Further, in the present invention, the maximum value Fmax ₁ of the thrust load can be set to a negative value by increasing the difference between the pressure receiving areas in the heads before and after the double-headed piston. This eliminates the need for preload applying means using the preload applying spring or the pressure applying chamber 32.

As the bearing member constituting the thrust load receiving means, an angular bearing or a deep groove ball bearing member can be adopted in addition to the conical roller bearing.

The swash plate type compressor also includes a wave cam type compressor.

[0047]

As described above in detail, according to the present invention, the pressure-receiving areas of the heads before and after the double-headed piston are made different from each other, and the heads having a large pressure-receiving area to the head side having a small pressure-receiving area act on the rotary shaft. Since the thrust load that is received is received by the thrust load receiving means, it is possible to suppress power loss while preventing vibration.

[Brief description of drawings]

FIG. 1 is a side sectional view of an entire compressor showing an embodiment embodying the present invention.

FIG. 2 is a sectional view taken along line AA of FIG.

FIG. 3 is a sectional view taken along line BB of FIG.

FIG. 4 is a partially enlarged side sectional view.

FIG. 5 is a graph illustrating a thrust load.

FIG. 6 is a side sectional view of the entire compressor showing another example.

FIG. 7 is a side sectional view of the entire compressor showing another example.

[Explanation of symbols]

5 ... Front housing constituting thrust load receiving means, 5b ... Holding protrusions constituting thrust load receiving means, 6 ... Rear housing constituting thrust load receiving means, 6b ... Holding protrusions constituting thrust load receiving means, 7, 8 ... Conical roller bearings constituting thrust load receiving means, 9 ... Rotating shafts, 15, 15A,
15B ... Double-headed piston, 15a, 15b, 15c, 15
d ... Head, 33, 35, 38 ... Preload applying spring forming preload applying means, 32 ... Pressure applying chamber forming preload applying means.

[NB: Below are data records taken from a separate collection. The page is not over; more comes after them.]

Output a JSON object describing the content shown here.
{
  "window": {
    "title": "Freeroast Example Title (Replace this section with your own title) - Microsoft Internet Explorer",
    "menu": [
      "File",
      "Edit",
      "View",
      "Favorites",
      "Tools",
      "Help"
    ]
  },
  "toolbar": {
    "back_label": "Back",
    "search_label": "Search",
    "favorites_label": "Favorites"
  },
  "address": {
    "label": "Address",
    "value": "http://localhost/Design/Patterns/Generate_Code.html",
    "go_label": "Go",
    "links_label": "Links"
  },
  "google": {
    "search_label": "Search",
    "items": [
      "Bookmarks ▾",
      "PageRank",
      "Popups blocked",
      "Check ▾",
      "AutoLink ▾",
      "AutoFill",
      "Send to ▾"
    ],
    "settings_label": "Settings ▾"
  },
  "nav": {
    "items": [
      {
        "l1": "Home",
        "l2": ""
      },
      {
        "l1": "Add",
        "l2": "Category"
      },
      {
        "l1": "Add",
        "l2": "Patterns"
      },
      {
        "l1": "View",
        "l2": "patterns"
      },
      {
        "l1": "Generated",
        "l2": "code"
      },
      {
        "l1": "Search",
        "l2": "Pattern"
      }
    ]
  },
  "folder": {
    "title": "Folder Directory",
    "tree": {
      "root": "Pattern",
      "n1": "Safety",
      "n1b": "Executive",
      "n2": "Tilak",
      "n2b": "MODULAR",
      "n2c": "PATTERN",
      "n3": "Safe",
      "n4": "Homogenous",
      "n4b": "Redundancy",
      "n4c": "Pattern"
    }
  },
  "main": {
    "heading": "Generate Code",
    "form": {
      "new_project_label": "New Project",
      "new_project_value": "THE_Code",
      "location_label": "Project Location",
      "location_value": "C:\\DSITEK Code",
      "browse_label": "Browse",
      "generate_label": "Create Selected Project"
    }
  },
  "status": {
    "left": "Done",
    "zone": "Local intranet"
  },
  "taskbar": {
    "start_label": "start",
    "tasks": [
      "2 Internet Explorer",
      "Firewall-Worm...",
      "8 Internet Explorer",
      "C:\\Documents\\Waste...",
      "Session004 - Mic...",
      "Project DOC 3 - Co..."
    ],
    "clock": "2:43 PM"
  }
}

 ─────────────────────────────────────────────────── ─── Continuation of the front page (72) Inventor Katsuya Oyama, 2-chome, Toyota-cho, Kariya city, Aichi Prefecture Toyota Industries Corporation

Claims (3)

[Claims] 1. A double-headed piston is housed in a plurality of pairs of front and rear cylinder bores arranged around a rotary shaft, and the rotary motion of a swash plate supported by the rotary shaft is converted into a reciprocating motion of the double-headed piston. In the swash plate type compressor in which the front and rear cylinder bores are used as compression chambers, the pressure receiving areas of the front and rear heads of the double-headed piston are made different, and the pressure receiving area is smaller from the head side having a larger pressure receiving area with respect to the rotating shaft. A vibration prevention structure for a swash plate compressor in which a thrust load acting on the head side is received by a thrust load receiving means. 2. A double-headed piston is housed in a plurality of pairs of cylinder bores, which are arranged in a pair around the rotary shaft to form a pair, and a rotary motion of a swash plate supported by the rotary shaft is converted into a reciprocating motion of the double-headed piston. In the swash plate type compressor in which the front and rear cylinder bores are used as compression chambers, the thrust preload is applied from one end side to the other end side of the rotating shaft by the preload applying means, and this thrust preload is applied to the thrust load receiving means. The swash plate type in which the pressure receiving area in the head in the thrust preload side is made larger than the pressure receiving area in the thrust direction in the other head. Vibration prevention structure in the compressor. 3. A pressure applying chamber for applying a pressure that becomes the thrust preload is provided on one end side of the rotary shaft, and a discharge pressure region of the refrigerant gas discharged from the compression chamber and the pressure applying chamber. The vibration preventing structure for a swash plate compressor according to claim 2, wherein the preload applying means is configured to communicate with each other.